The basic tenet of Borg philosophy is that assimilation of other races brings both the Borg and the assimilated race closer to “perfection”. By merging biological and technological together, they hope to achieve their goal of “perfection”. This seems to be the basic driving force behind the Borg’s activities.
In a sense, an individual assimilated by the Borg can never die, as every memory and experience they had, both before and after assimilation, is stored permanently by the Collective. However, that individual loses all sense of individuality in the process, and exists only as part of the single “hive mind” of the Borg.
The Borg will assimilate anyone they perceive as useful and attack anyone they perceive as a threat. However, they will often ignore the presence of intruders if they are busy or if they don’t consider them a threat. They will assimilate children as well as adults, and the children will be placed in “maturation chambers” until they have grown enough to serve as useful drones. The Borg will also opt not to assimilate a species they perceive as useless or that they feel would detract from the “perfection” they are trying to create.

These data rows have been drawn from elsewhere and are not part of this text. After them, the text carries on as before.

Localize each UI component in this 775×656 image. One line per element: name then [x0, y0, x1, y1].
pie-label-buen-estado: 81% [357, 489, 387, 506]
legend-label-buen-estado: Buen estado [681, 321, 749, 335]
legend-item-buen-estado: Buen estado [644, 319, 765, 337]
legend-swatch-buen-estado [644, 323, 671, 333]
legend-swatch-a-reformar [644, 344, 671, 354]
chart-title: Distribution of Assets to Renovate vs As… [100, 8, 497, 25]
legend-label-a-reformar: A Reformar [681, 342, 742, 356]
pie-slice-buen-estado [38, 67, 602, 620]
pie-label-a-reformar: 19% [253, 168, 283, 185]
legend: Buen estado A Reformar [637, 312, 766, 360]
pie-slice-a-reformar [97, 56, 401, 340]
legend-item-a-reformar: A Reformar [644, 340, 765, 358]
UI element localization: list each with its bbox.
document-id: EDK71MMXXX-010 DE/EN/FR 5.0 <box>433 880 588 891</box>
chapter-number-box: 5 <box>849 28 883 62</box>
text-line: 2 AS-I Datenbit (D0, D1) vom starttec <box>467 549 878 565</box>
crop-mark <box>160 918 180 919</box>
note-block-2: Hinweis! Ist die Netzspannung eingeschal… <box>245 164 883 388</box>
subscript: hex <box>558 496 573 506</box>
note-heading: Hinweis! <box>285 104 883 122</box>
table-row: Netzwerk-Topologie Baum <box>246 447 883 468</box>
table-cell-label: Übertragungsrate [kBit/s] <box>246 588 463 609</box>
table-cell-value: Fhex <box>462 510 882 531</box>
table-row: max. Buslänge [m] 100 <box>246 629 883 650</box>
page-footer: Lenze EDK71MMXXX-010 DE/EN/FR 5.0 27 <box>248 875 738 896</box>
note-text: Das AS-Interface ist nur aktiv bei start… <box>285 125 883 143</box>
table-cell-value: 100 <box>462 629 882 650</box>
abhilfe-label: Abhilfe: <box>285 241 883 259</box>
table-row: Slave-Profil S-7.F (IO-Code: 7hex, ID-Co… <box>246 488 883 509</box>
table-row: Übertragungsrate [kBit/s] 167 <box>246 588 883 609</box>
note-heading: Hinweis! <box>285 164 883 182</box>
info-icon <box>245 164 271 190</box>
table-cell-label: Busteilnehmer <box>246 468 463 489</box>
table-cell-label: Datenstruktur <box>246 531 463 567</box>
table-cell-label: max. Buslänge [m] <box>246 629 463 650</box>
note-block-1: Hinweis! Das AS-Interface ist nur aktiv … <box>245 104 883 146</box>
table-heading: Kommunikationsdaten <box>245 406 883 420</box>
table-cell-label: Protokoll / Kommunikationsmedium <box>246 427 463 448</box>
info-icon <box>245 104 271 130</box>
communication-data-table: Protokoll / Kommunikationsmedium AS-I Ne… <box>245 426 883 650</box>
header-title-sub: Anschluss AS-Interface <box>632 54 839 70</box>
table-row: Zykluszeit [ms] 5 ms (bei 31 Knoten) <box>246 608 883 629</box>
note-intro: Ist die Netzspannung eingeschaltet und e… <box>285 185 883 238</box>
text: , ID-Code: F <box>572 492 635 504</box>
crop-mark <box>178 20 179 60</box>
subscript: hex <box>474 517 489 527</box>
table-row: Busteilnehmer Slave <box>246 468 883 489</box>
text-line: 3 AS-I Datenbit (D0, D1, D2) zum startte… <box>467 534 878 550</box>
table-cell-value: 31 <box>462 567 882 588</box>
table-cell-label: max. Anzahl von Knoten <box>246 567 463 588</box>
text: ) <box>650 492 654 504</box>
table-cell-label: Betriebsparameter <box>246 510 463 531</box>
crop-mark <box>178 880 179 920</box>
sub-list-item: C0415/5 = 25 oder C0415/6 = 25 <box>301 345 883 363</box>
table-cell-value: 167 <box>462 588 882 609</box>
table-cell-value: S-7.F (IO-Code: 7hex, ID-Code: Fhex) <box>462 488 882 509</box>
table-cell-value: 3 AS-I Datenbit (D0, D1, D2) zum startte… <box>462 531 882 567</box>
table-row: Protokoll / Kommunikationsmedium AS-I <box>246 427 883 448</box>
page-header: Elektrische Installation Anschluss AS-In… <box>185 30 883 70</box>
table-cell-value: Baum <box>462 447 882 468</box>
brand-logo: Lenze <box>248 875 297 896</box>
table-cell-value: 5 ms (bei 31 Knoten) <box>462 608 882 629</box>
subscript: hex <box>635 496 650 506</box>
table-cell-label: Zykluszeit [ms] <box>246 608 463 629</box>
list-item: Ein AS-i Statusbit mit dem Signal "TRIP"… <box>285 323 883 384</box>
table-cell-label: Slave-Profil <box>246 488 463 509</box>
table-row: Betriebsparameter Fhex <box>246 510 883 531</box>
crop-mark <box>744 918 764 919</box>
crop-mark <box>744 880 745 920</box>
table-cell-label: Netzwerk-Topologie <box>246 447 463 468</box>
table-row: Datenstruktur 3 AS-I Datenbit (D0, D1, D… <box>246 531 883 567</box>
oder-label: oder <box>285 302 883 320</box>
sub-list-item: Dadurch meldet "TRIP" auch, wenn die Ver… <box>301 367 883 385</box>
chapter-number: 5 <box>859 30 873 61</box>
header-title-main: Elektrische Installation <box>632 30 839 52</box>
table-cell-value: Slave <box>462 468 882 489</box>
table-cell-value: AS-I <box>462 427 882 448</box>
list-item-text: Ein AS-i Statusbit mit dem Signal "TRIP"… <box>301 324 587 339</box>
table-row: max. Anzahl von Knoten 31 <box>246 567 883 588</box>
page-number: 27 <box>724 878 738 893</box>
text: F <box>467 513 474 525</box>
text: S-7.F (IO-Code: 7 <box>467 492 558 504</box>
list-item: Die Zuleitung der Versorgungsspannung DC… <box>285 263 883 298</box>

As of the mid-late 24th Century, the Borg occupied a vast expanse of the Delta Quadrant, and operated an extensive transwarp network which allowed their vessels to be present in at least the Alpha, Beta, and Delta Quadrants. No Borg activity was noted in the Gamma Quadrant, but explorations of that region of space were limited by the Dominion War. There may have been trillions or quadrillions of individual Borg drones at that time – perhaps even more than that.

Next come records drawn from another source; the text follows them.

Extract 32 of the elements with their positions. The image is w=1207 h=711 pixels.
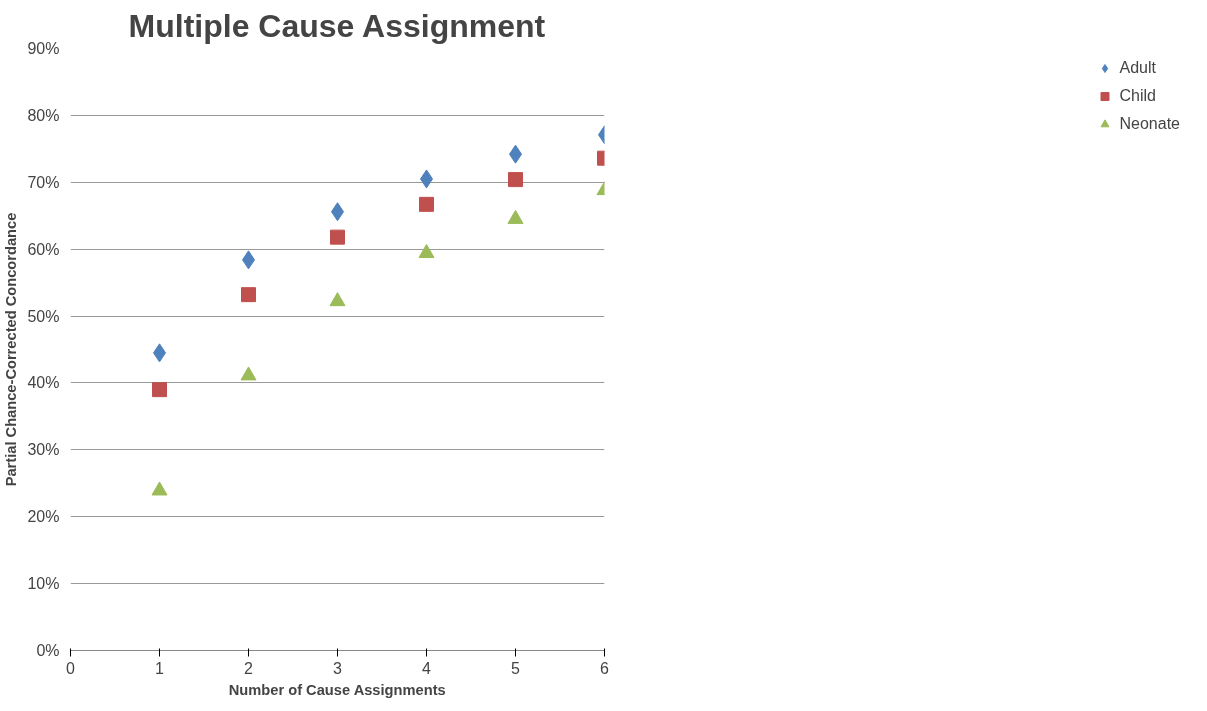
x-tick-label: 4 [422,659,432,677]
x-tick-label: 2 [244,659,254,677]
point [241,287,256,303]
point [151,481,168,496]
y-tick-label: 90% [27,40,60,57]
legend-label: Child [1119,87,1156,105]
point [508,172,523,188]
x-axis-title: Number of Cause Assignments [228,681,446,698]
point [418,244,435,259]
y-tick-label: 70% [27,173,60,191]
x-tick-label: 3 [333,659,343,677]
y-tick-label: 10% [27,575,60,593]
y-tick-label: 0% [36,642,60,659]
point [152,382,167,398]
y-tick-label: 20% [27,508,60,526]
y-tick-label: 80% [27,106,60,124]
chart-title: Multiple Cause Assignment [128,7,546,44]
y-tick-label: 30% [27,441,60,459]
x-tick-label: 1 [155,659,165,677]
legend-label: Neonate [1119,115,1180,133]
x-tick-label: 0 [66,659,76,677]
point [330,229,345,245]
point [240,366,257,381]
legend-label: Adult [1119,59,1156,77]
point [329,292,346,307]
y-tick-label: 50% [27,307,60,325]
y-axis-title: Partial Chance-Corrected Concordance [3,212,20,487]
y-tick-label: 40% [27,374,60,392]
x-tick-label: 6 [600,659,610,677]
point [419,196,434,212]
x-tick-label: 5 [511,659,521,677]
y-tick-label: 60% [27,240,60,258]
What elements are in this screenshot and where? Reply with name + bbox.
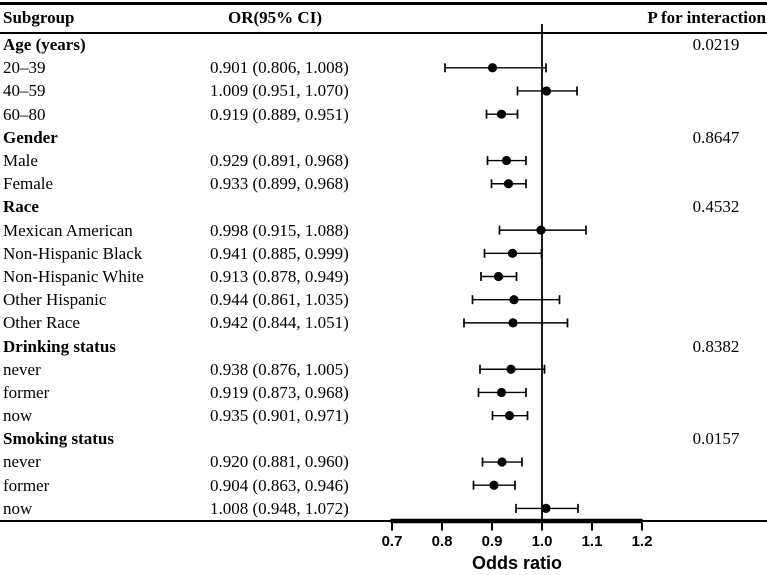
x-tick-label: 1.0 (531, 533, 553, 550)
table-row: former 0.904 (0.863, 0.946) (0, 474, 767, 497)
row-label: former (3, 382, 50, 402)
x-tick-label: 0.7 (381, 533, 403, 550)
row-or-ci-value: 0.904 (0.863, 0.946) (210, 475, 349, 495)
row-or-ci-value: 0.942 (0.844, 1.051) (210, 313, 349, 333)
row-label: 20–39 (3, 58, 46, 78)
row-or-ci-value: 0.944 (0.861, 1.035) (210, 290, 349, 310)
row-label: Non-Hispanic White (3, 266, 144, 286)
table-row: Mexican American 0.998 (0.915, 1.088) (0, 219, 767, 242)
col-header-subgroup: Subgroup (3, 8, 75, 27)
table-row: Smoking status 0.0157 (0, 427, 767, 450)
row-p-interaction-value: 0.4532 (692, 197, 740, 217)
col-header-p-interaction: P for interaction (647, 8, 766, 27)
row-label: 60–80 (3, 104, 46, 124)
x-tick-label: 1.2 (631, 533, 653, 550)
row-or-ci-value: 0.998 (0.915, 1.088) (210, 220, 349, 240)
row-p-interaction-value: 0.8647 (692, 127, 740, 147)
row-p-interaction-value: 0.0157 (692, 429, 740, 449)
table-row: 60–80 0.919 (0.889, 0.951) (0, 103, 767, 126)
row-or-ci-value: 0.933 (0.899, 0.968) (210, 174, 349, 194)
row-label: Drinking status (3, 336, 116, 356)
row-label: Age (years) (3, 35, 86, 55)
table-row: never 0.938 (0.876, 1.005) (0, 358, 767, 381)
x-tick-label: 1.1 (581, 533, 603, 550)
col-header-or-ci: OR(95% CI) (228, 8, 322, 27)
table-row: 40–59 1.009 (0.951, 1.070) (0, 79, 767, 102)
row-p-interaction-value: 0.8382 (692, 336, 740, 356)
table-row: Gender 0.8647 (0, 126, 767, 149)
row-label: now (3, 406, 33, 426)
table-row: Female 0.933 (0.899, 0.968) (0, 172, 767, 195)
table-row: Other Hispanic 0.944 (0.861, 1.035) (0, 288, 767, 311)
x-tick-label: 0.9 (481, 533, 503, 550)
row-label: Non-Hispanic Black (3, 243, 143, 263)
row-or-ci-value: 0.935 (0.901, 0.971) (210, 406, 349, 426)
x-tick-label: 0.8 (431, 533, 453, 550)
table-row: now 0.935 (0.901, 0.971) (0, 404, 767, 427)
row-or-ci-value: 0.941 (0.885, 0.999) (210, 243, 349, 263)
row-label: 40–59 (3, 81, 46, 101)
table-row: now 1.008 (0.948, 1.072) (0, 497, 767, 520)
row-label: Other Hispanic (3, 290, 107, 310)
table-rows: Age (years) 0.0219 20–39 0.901 (0.806, 1.00… (0, 33, 767, 520)
row-label: Smoking status (3, 429, 115, 449)
table-row: Drinking status 0.8382 (0, 334, 767, 357)
row-or-ci-value: 0.913 (0.878, 0.949) (210, 266, 349, 286)
row-p-interaction-value: 0.0219 (692, 35, 740, 55)
row-label: Gender (3, 127, 58, 147)
table-row: Non-Hispanic White 0.913 (0.878, 0.949) (0, 265, 767, 288)
table-row: 20–39 0.901 (0.806, 1.008) (0, 56, 767, 79)
row-label: now (3, 498, 33, 518)
row-label: never (3, 452, 41, 472)
row-or-ci-value: 0.920 (0.881, 0.960) (210, 452, 349, 472)
row-or-ci-value: 0.919 (0.873, 0.968) (210, 382, 349, 402)
row-label: Other Race (3, 313, 80, 333)
row-or-ci-value: 1.008 (0.948, 1.072) (210, 498, 349, 518)
row-label: former (3, 475, 50, 495)
table-row: Non-Hispanic Black 0.941 (0.885, 0.999) (0, 242, 767, 265)
row-label: Mexican American (3, 220, 133, 240)
table-row: Race 0.4532 (0, 195, 767, 218)
x-axis-title: Odds ratio (471, 553, 563, 573)
row-label: never (3, 359, 41, 379)
row-or-ci-value: 0.901 (0.806, 1.008) (210, 58, 349, 78)
row-or-ci-value: 0.919 (0.889, 0.951) (210, 104, 349, 124)
row-label: Female (3, 174, 54, 194)
table-row: Male 0.929 (0.891, 0.968) (0, 149, 767, 172)
top-rule (0, 2, 767, 5)
row-label: Male (3, 151, 38, 171)
table-row: never 0.920 (0.881, 0.960) (0, 450, 767, 473)
table-row: former 0.919 (0.873, 0.968) (0, 381, 767, 404)
row-or-ci-value: 1.009 (0.951, 1.070) (210, 81, 349, 101)
table-row: Other Race 0.942 (0.844, 1.051) (0, 311, 767, 334)
row-or-ci-value: 0.929 (0.891, 0.968) (210, 151, 349, 171)
row-label: Race (3, 197, 39, 217)
row-or-ci-value: 0.938 (0.876, 1.005) (210, 359, 349, 379)
table-row: Age (years) 0.0219 (0, 33, 767, 56)
header-rule (0, 32, 767, 34)
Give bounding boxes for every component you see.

Because of the events of the Star Trek: Voyager finale, Endgame, it’s hard to know what state the Collective is in. Admiral Janeway, travelling back in time, brought the crew of Voyager technological advantages which the Borg struggled to fight against, but more significantly she infected the Borg Queen with a virus. This virus was disseminated to other ships in the Collective. In addition, the Borg Queen’s entire complex, as well as a significant part of the Borg transwarp network and a number of Borg vessels, were destroyed by Voyager before they arrived back in the Alpha Quadrant.
As a result of these actions, as with the Romulans we simply don’t know how badly affected the Borg may have been, and how long it will have taken them to recover. Assuming they could recover from the virus, we’ve seen the Borg able to repair and rebuild their ships and technology incredibly rapidly, so in theory they could have rebuilt the entire complex and replaced the lost ships without too much hassle.

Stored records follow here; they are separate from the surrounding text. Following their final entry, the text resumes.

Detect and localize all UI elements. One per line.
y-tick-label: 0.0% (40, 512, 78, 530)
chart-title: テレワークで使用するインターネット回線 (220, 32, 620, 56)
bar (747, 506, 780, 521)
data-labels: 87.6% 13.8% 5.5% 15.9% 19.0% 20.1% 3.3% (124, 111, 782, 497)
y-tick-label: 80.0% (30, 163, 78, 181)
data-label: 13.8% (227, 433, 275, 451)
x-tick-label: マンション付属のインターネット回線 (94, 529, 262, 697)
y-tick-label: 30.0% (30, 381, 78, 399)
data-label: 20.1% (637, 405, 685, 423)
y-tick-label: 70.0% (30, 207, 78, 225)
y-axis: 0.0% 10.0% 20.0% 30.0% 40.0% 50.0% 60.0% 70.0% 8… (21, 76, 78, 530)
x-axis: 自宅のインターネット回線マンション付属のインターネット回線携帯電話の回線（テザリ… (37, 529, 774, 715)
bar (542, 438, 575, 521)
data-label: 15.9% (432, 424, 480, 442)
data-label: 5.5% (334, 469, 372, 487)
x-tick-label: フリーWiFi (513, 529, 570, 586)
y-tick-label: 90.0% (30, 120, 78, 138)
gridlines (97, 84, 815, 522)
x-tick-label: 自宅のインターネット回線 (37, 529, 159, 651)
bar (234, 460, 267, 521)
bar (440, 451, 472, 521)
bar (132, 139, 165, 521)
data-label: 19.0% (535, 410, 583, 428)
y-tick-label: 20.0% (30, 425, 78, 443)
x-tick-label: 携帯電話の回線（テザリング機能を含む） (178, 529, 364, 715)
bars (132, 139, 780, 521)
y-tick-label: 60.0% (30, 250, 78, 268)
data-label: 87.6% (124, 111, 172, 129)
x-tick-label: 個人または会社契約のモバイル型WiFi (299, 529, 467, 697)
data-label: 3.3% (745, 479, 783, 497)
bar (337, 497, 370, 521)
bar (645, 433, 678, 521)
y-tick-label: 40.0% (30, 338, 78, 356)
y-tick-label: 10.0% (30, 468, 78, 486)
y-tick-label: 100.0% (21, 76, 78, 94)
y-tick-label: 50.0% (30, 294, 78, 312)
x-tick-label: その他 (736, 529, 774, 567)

I would assume that the Borg survived what future Janeway tried to do. Two reasons for this: in-universe, the Borg are so adaptable, numerous, and widespread that the losses Voyager inflicted should be survivable, and on the production side, I think that Star Trek needs the Borg to still be around and be a threat, even if their role in Star Trek: Picard Season 1 is limited.
We’ve seen a Borg cube seemingly under Romulan control in the trailers for Star Trek: Picard, and we know ex-Borg Seven of Nine and Hugh will have roles to play in the story. Hopefully the information above will you some background information on this faction, regardless of how significant their presence is on the story of the new series.